In an interview with The Sunday Times published over the weekend, Damon appeared to reveal that it had only been a few months since he had stopped using the insult, after his daughter sat him down and explained to him why he should not. But since Monday afternoon, Damon has returned to the confession, with a long statement to Variety which revisits and clarifies the anecdote in question:

I explained that this word was used constantly and casually and was even a line of dialogue in one of my films as recently as 2003; she in turn expressed her disbelief that there ever could have been a time when this word was used without thinking. To my admiration and pride, she was extremely articulate about how painful that word would have been for someone in the LGBTQ + community, no matter how culturally normalized it was. I not only agreed with her, but delighted with her passion, her values ​​and her desire for social justice. . . .

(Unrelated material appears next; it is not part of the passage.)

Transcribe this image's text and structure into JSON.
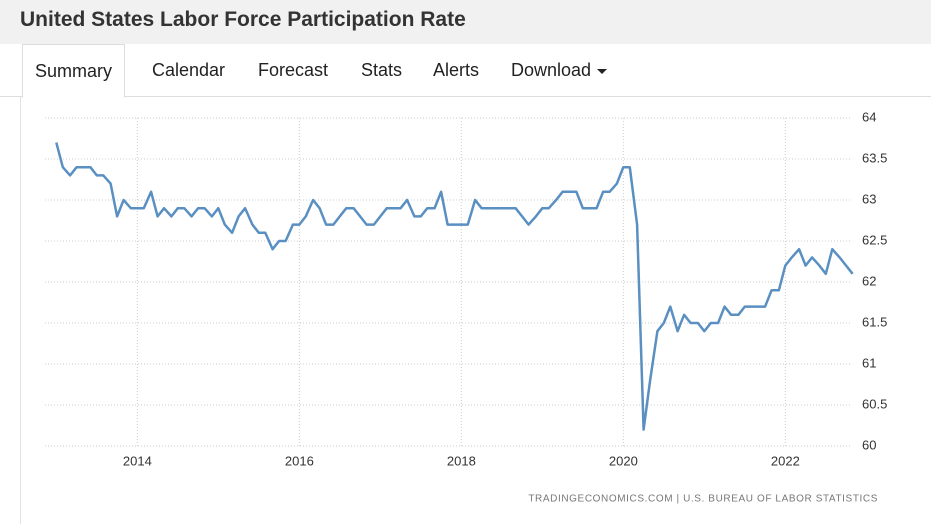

I have learned that eradicating prejudice requires an active movement towards justice rather than finding passive comfort in imagining myself as “one of the good guys.” And given that open hostility against the LGBTQ + community is still not uncommon, I understand why my statement has led many to assume the worst.

It’s a bit different from Damon’s interview with The Sunday Times, in which he says, “I made a joke months ago and got a treaty from my daughter. She left the table. I said, “Come on, this is a joke! I say that in the movie ‘Stuck on You’! ‘ She went to her room and wrote a very long and magnificent treatise on the dangerousness of this word. I said, “I withdraw the insult! ” Understood. “

The Sunday Times notes in his profile that Damon shared this story “as part of a larger conversation about changes in modern masculinity.” But if Damon thought that recently learning that f-slur was wrong as a middle-aged man was something to brag about, he had something else to come.

A wave of backlash and disbelief on social media almost immediately followed the interview’s post, and despite Damon’s latest statement, many continued to question the actor’s treatment of LGBTQ identity and media representation in the past as an extension of the interview. Damon’s own reference to his movie “Stuck on You” using f-slur as a “joke” seems particularly revealing.

Adrienne Lawrence, legal analyst and educator, tweeted about Damon’s comments: “If Matt Damon is using homophobic slurs at the table in 2021, you can’t tell me he doesn’t use racist slurs either. Bet. Damon has previously faced backlash for criticizing casting practices aimed at promoting diversity in 2015.

“I have a ranch dressing that’s been in my fridge longer than Matt Damon has NOT used homophobic slurs and he sort of thinks it deserves praise for this Herculean effort,” Laurie Pohutsky wrote. , representative of Michigan House. tweeter.

LGBTQ activist Charlotte Clymer wrote in a tweet that Damon’s big reveal is “More than 10 years ago, a little stuff. “

“I want to know what word Matt Damon replaced f **** t with”, comedian Billy Eichner tweeted.

Some speculate that by telling the anecdote of his journey to ditch homophobic slurs, Damon may not have realized how offensive insult f is, or how controversial his story would be. So far, his attempt at back-tracking damage control hasn’t done much to calm the backlash.

Damon’s interview with The Sunday Times was part of a series of press appearances promoting his latest film, “Stillwater,” which is based on the real-life story of accused American Amanda Knox. and wrongly imprisoned for her murder. roommate while studying abroad in Italy. Knox has since criticized the film for taking advantage of her trauma, vilifying her and sensationalizing her story.

Either way, Damon’s “Stillwater” promo tour is working, because if we weren’t paying attention to him until last week, we sure are now.